Health Policy Report: Medical Policy-Making 2014
More than 500 California physicians convened in San Diego for the 2014 House of Delegates (HOD), the annual meeting of the California Medical Association (CMA). Each year, physicians from all 53 California counties, representing all specialties and modes of practice, meet to discuss issues related to medical practice, public health, health economics and finance – and much more.
Physician delegates to the CMA are elected by each county medical association, the number based upon the number of members. We strive to have our twenty-person delegation reflect SFMS with respect to specialty, practice setting, demographics, and so forth. Any SFMS member can run for the delegation, and any member at all can draft a resolution for consideration. The SFMS delegation has a long history of being disproportionately influential; our proposals have become CMA and AMA policy on many issues, including AIDS, reproductive health, antibiotic use, drug policy, environmental health, and much more. The import of this is that these policies guide CMA and AMA lobbying—and those are powerful presences in Sacramento and Washington. Our efforts have positively impacted countless patients and physician practices, and that’s why we persist.
Some of the issues and new policies SFMS spearheaded include:
CMA now supports a ban on the advertising of electronic cigarettes and other nicotine delivery devices not approved by the FDA as smoking cessation aids; believes that e-cigarettes should be regulated, at the state and local level, consistent with tobacco products until such time that they are approved by the FDA as smoking cessation aids; supports education of the public on the known and potential health impacts of electronic cigarettes and other nicotine delivery devices; and proposes that electronic cigarettes be taxed to generate funds, which could be used for, but not be limited to, 1) support for research into their efficacy as smoking cessation aids and their health impacts and 2) education on their known and potential health impacts.

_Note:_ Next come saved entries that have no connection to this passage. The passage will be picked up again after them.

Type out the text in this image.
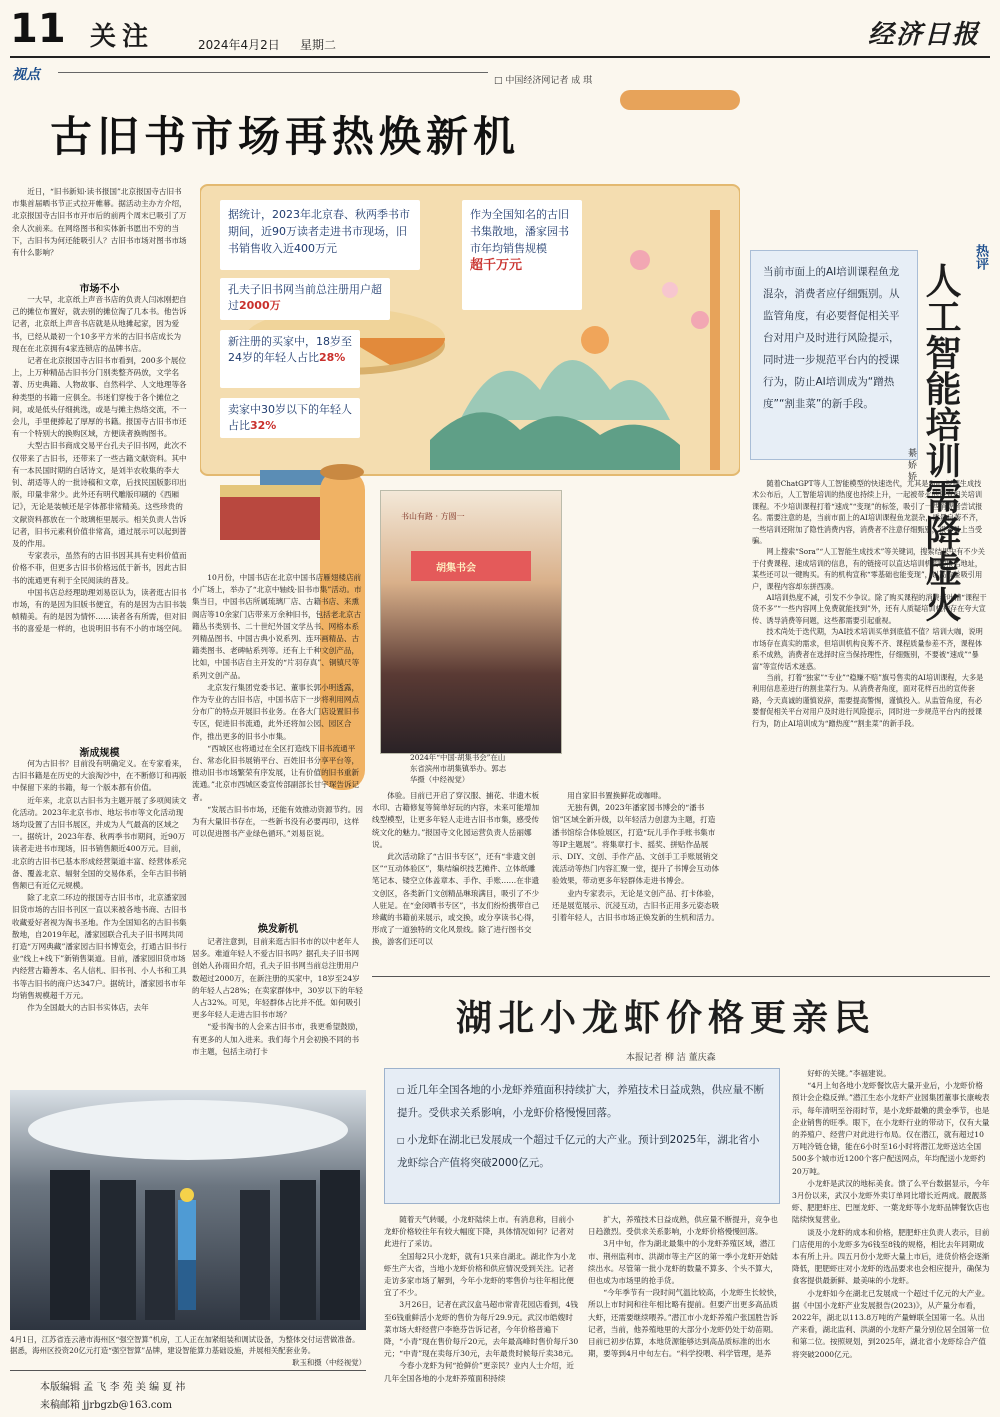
11 关注	2024年4月2日 星期二	经济日报
视点	□ 中国经济网记者 成 琪
古旧书市场再热焕新机
据统计，2023年北京春、秋两季书市期间，近90万读者走进书市现场，旧书销售收入近400万元
作为全国知名的古旧书集散地，潘家园书市年均销售规模
超千万元
孔夫子旧书网当前总注册用户超过2000万
新注册的买家中，18岁至24岁的年轻人占比28%
卖家中30岁以下的年轻人占比32%
书山有路 · 方圆一
胡集书会
2024年“中国·胡集书会”在山东省滨州市胡集镇举办。郭志华摄（中经视觉）

近日，“旧书新知·读书报国”北京报国寺古旧书市集首届晒书节正式拉开帷幕。据活动主办方介绍，北京报国寺古旧书市开市后的前两个周末已吸引了万余人次前来。在网络图书和实体新书愿出不穷的当下，古旧书为何还能吸引人？古旧书市场对图书市场有什么影响？

市场不小

一大早，北京纸上声音书店的负责人闫冰刚把自己的摊位布置好，就去别的摊位淘了几本书。他告诉记者，北京纸上声音书店就是从地摊起家，因为爱书，已经从最初一个10多平方米的古旧书店成长为现在在北京拥有4家连锁店的品牌书店。

记者在北京报国寺古旧书市看到，200多个展位上，上万种精品古旧书分门别类整齐码放，文学名著、历史典籍、人物故事、自然科学、人文地理等各种类型的书籍一应俱全。书迷们穿梭于各个摊位之间，或是低头仔细挑选，或是与摊主热络交流，不一会儿，手里便捧起了厚厚的书籍。报国寺古旧书市还有一个特别大的换购区域，方便读者换购图书。

大型古旧书商成交易平台孔夫子旧书网，此次不仅带来了古旧书，还带来了一些古籍文献资料。其中有一本民国时期的白话诗文，是刘半农收集的李大钊、胡适等人的一批诗稿和文章，后找民国版影印出版，印量非常少。此外还有明代雕版印刷的《西厢记》，无论是装帧还是字体都非常精美。这些珍贵的文献资料都放在一个玻璃柜里展示。相关负责人告诉记者，旧书元素利价值非常高，通过展示可以起到普及的作用。

专家表示，虽然有的古旧书因其具有史料价值而价格不菲，但更多古旧书价格远低于新书，因此古旧书的流通更有利于全民阅读的普及。

中国书店总经理助理刘易臣认为，读者逛古旧书市场，有的是因为旧版书便宜，有的是因为古旧书装帧精美。有的是因为情怀……读者各有所需，但对旧书的喜爱是一样的，也说明旧书有不小的市场空间。

渐成规模

何为古旧书？目前没有明确定义。在专家看来，古旧书籍是在历史的大浪淘沙中，在不断修订和再版中保留下来的书籍，每一个版本都有价值。

近年来，北京以古旧书为主题开展了多项阅读文化活动。2023年北京书市、地坛书市等文化活动现场均设置了古旧书展区，并成为人气最高的区域之一。据统计，2023年春、秋两季书市期间，近90万读者走进书市现场，旧书销售额近400万元。目前，北京的古旧书已基本形成经营渠道丰富、经营体系完备、覆盖北京、辐射全国的交易体系，全年古旧书销售额已有近亿元规模。

除了北京二环边的报国寺古旧书市，北京潘家园旧货市场的古旧书刊区一直以来被各地书商、古旧书收藏爱好者视为淘书圣地。作为全国知名的古旧书集散地，自2019年起，潘家园联合孔夫子旧书网共同打造“万网典藏”潘家园古旧书博览会，打通古旧书行业“线上+线下”新销售渠道。目前，潘家园旧货市场内经营古籍善本、名人信札、旧书刊、小人书和工具书等古旧书的商户达347户。据统计，潘家园书市年均销售规模超千万元。

作为全国最大的古旧书实体店，去年

10月份，中国书店在北京中国书店雁翅楼店前小广场上，举办了“北京中轴线·旧书市集”活动。市集当日，中国书店所属琉璃厂店、古籍书店、来熏阁店等10余家门店带来万余种旧书，包括老北京古籍丛书类别书、二十世纪外国文学丛书、网格本系列精品图书、中国古典小说系列、连环画精品、古籍类图书、老碑帖系列等。还有上千种文创产品，比如，中国书店自主开发的“片羽存真”、铜镇尺等系列文创产品。

北京发行集团党委书记、董事长郭小明透露，作为专业的古旧书店，中国书店下一步将利用网点分布广的特点开展旧书业务。在各大门店设置旧书专区，促进旧书流通，此外还将加公园、园区合作，推出更多的旧书小市集。

“西城区也将通过在全区打造线下旧书流通平台、常态化旧书展销平台、百姓旧书分享平台等，推动旧书市场繁荣有序发展，让有价值的旧书重新流通。”北京市西城区委宣传部副部长甘宇琛告诉记者。

“发展古旧书市场，还能有效推动资源节约。因为有大量旧书存在，一些新书没有必要再印，这样可以促进图书产业绿色循环。”刘易臣说。

焕发新机

记者注意到，目前来逛古旧书市的以中老年人居多。难道年轻人不爱古旧书吗？据孔夫子旧书网创始人孙雨田介绍，孔夫子旧书网当前总注册用户数超过2000万，在新注册的买家中，18岁至24岁的年轻人占28%；在卖家群体中，30岁以下的年轻人占32%。可见，年轻群体占比并不低。如何吸引更多年轻人走进古旧书市场？

“爱书淘书的人会来古旧书市，我更希望鼓励，有更多的人加入进来。我们每个月会初换不同的书市主题，包括主动打卡

体验。目前已开启了穿汉服、捕花、非遗木板水印、古籍修复等简单好玩的内容，未来可能增加线型模型，让更多年轻人走进古旧书市集，感受传统文化的魅力。”报国寺文化园运营负责人岳丽娜说。

此次活动除了“古旧书专区”，还有“非遗文创区”“互动体验区”，集结编织技艺摊件、立体纸雕笔记本、镂空立体盖章本、手作、手账……在非遗文创区，各类新门文创精品琳琅满目，吸引了不少人驻足。在“金闵晒书专区”，书友们纷纷携带自己珍藏的书籍前来展示，或交换，或分享读书心得，形成了一道独特的文化风景线。除了进行图书交换，游客们还可以

用自家旧书置换鲜花或咖啡。

无独有偶，2023年潘家园书博会的“潘书馆”区域全新升级，以年轻活力创意为主题，打造潘书馆综合体验展区，打造“玩儿手作手账书集市等IP主题展”。将集章打卡、摇奖、拼贴作品展示、DIY、文创、手作产品、文创手工手账展销交流活动等热门内容汇聚一堂，提升了书博会互动体验效果，带动更多年轻群体走进书博会。

业内专家表示，无论是文创产品、打卡体验，还是展览展示、沉浸互动，古旧书正用多元姿态吸引着年轻人，古旧书市场正焕发新的生机和活力。

热评
人工智能培训需降虚火
当前市面上的AI培训课程鱼龙混杂，消费者应仔细甄别。从监管角度，有必要督促相关平台对用户及时进行风险提示，同时进一步规范平台内的授课行为，防止AI培训成为“蹭热度”“割韭菜”的新手段。
綦 娇 娇

随着ChatGPT等人工智能模型的快速迭代，尤其是Sora视频生成技术公布后，人工智能培训的热度也持续上升，一起被带火的还有相关培训课程。不少培训课程打着“速成”“变现”的标签，吸引了一些消费者尝试报名。需要注意的是，当前市面上的AI培训课程鱼龙混杂，质量良莠不齐，一些培训还附加了隐性消费内容，消费者不注意仔细甄别，很容易上当受骗。

网上搜索“Sora”“人工智能生成技术”等关键词，搜索结果中有不少关于付费课程、速成培训的信息，有的链接可以直达培训机构的报名地址，某些还可以一键购买。有的机构宣称“零基础也能变现”，以高收益吸引用户，课程内容却东拼西凑。

AI培训热度不减，引发不少争议。除了购买课程的消费者吐槽“课程干货不多”“一些内容网上免费就能找到”外，还有人质疑培训机构存在夸大宣传、诱导消费等问题，这些都需要引起重视。

技术尚处于迭代期，为AI技术培训买单到底值不值？培训大咖，说明市场存在真实的需求，但培训机构良莠不齐、课程质量参差不齐，课程体系不成熟，消费者在选择时应当保持理性，仔细甄别，不要被“速成”“暴富”等宣传话术迷惑。

当前，打着“独家”“专业”“稳赚不赔”旗号售卖的AI培训课程，大多是利用信息差进行的割韭菜行为。从消费者角度，面对花样百出的宣传套路，今天真诚的谨慎说辞，需要提高警惕，谨慎投入。从监管角度，有必要督促相关平台对用户及时进行风险提示，同时进一步规范平台内的授课行为，防止AI培训成为“蹭热度”“割韭菜”的新手段。

湖北小龙虾价格更亲民
本报记者 柳 洁 董庆森
□ 近几年全国各地的小龙虾养殖面积持续扩大，养殖技术日益成熟，供应量不断提升。受供求关系影响，小龙虾价格慢慢回落。
□ 小龙虾在湖北已发展成一个超过千亿元的大产业。预计到2025年，湖北省小龙虾综合产值将突破2000亿元。

随着天气转暖，小龙虾陆续上市。有消息称，目前小龙虾价格较往年有较大幅度下降，具体情况如何？记者对此进行了采访。

全国每2只小龙虾，就有1只来自湖北。湖北作为小龙虾生产大省，当地小龙虾价格和供应情况受到关注。记者走访多家市场了解到，今年小龙虾的零售价与往年相比便宜了不少。

3月26日，记者在武汉盒马超市常青花园店看到，4钱至6钱重鲜活小龙虾的售价为每斤29.9元。武汉市皓嫂时菜市场大虾经营户李艳芬告诉记者，今年价格普遍下降，“小青”现在售价每斤20元，去年最高峰时售价每斤30元；“中青”现在卖每斤30元，去年最贵时候每斤卖38元。

今春小龙虾为何“抢鲜价”更亲民？业内人士介绍，近几年全国各地的小龙虾养殖面积持续

扩大，养殖技术日益成熟，供应量不断提升，竞争也日趋激烈。受供求关系影响，小龙虾价格慢慢回落。

3月中旬，作为湖北最集中的小龙虾养殖区域，潜江市、荆州监利市、洪湖市等主产区的第一季小龙虾开始陆续出水。尽管第一批小龙虾的数量不算多、个头不算大，但也成为市场里的抢手货。

“今年季节有一段时间气温比较高，小龙虾生长较快，所以上市时间和往年相比略有提前。但要产出更多高品质大虾，还需要继续喂养。”潜江市小龙虾养殖户张国胜告诉记者，当前，他养殖地里的大部分小龙虾仍处于幼苗期。目前已初步估算，本地货源能够达到高品质标准的出水期，要等到4月中旬左右。“科学投喂、科学管理，是养

好虾的关键。”李福建说。

“4月上旬各地小龙虾餐饮店大量开业后，小龙虾价格预计会企稳反弹。”潜江生态小龙虾产业园集团董事长康峻表示，每年清明至谷雨时节，是小龙虾最嫩的黄金季节，也是企业销售的旺季。眼下，在小龙虾行业的带动下，仅有大量的养殖户、经营户对此进行布局。仅在潜江，就有超过10万吨冷链仓储，能在6小时至16小时将潜江龙虾送达全国500多个城市近1200个客户配送网点，年均配送小龙虾约20万吨。

小龙虾是武汉的地标美食。馈了么平台数据显示，今年3月份以来，武汉小龙虾外卖订单同比增长近两成。靓靓蒸虾、肥肥虾庄、巴厘龙虾、一葉龙虾等小龙虾品牌餐饮店也陆续恢复营业。

谈及小龙虾的成本和价格，肥肥虾庄负责人表示，目前门店使用的小龙虾多为6钱至8钱的规格，相比去年同期成本有所上升。四五月份小龙虾大量上市后，进货价格会逐渐降低，肥肥虾庄对小龙虾的选品要求也会相应提升，确保为食客提供最新鲜、最美味的小龙虾。

小龙虾如今在湖北已发展成一个超过千亿元的大产业。据《中国小龙虾产业发展报告(2023)》，从产量分布看，2022年，湖北以113.8万吨的产量蝉联全国第一名。从出产来看，湖北监利、洪湖的小龙虾产量分别位居全国第一位和第二位。按照规划，到2025年，湖北省小龙虾综合产值将突破2000亿元。

4月1日，江苏省连云港市海州区“强空智算”机房，工人正在加紧组装和调试设备，为整体交付运营做准备。据悉，海州区投资20亿元打造“强空智算”品牌，建设智能算力基础设施，并展相关配套业务。
耿玉和摄（中经视觉）
本版编辑 孟 飞 李 苑 美 编 夏 祎
来稿邮箱 jjrbgzb@163.com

To increase child vaccination rates, CMA supports the development and evaluation of educational efforts, based on scientific evidence and in collaboration with health care providers, to support parents who want to help educate and encourage reluctant parents to vaccinate their children. This is, alas, timely given the recent identification of clusters of unvaccinated kids and the increase in parents opting out of vaccination for unsupportable reasons. CMA also adopted policy to discontinue allowing such personal exemptions.
Contraception as a Mandated Health Benefit:
CMA supports state and federal efforts to require the inclusion, without copayments, of all FDA-approved contraception methods and sterilization as a mandated health benefit in all health plans.
Regulation of Commercial Genetic Testing:
CMA supports the Food and Drug Administration’s regulation of commercialized genetic testing services as medical services and devices and urges that the highest standards of accuracy, risk versus benefit, patient informed consent, privacy, and marketing be applied in reviewing, approving, and regulating such testing technology and services, to minimize misleading genetic information and waste of clinical time to interpret it.
POLST Orders and Nurse Practitioners:
To improve use of Physician Orders for Life-Sustaining Treatment (POLST) forms, CMA will advocate for the policy used in other states, that appropriately trained nurse practitioners/advance practice nurses and physician assistants be authorized to complete and sign POLST orders, with review by the patient’s supervising physician as appropriate, for any patients unless otherwise specified by physicians or medical staff policies. This was a “third-time’s a charm” success for us as fears about “scope of practice” issues had to be addressed.
Reimbursement for End-of-Life Counseling:
CMA urges that all public and private health care insurers be required to cover, at a reasonable reimbursement rate, counseling for end- of-life care planning as an accepted and integral part of good medical care. This is in response to the specious “death panel” charge that removed such reimbursement from the ACA; Medicare is now implementing such codes, but private insurers should also.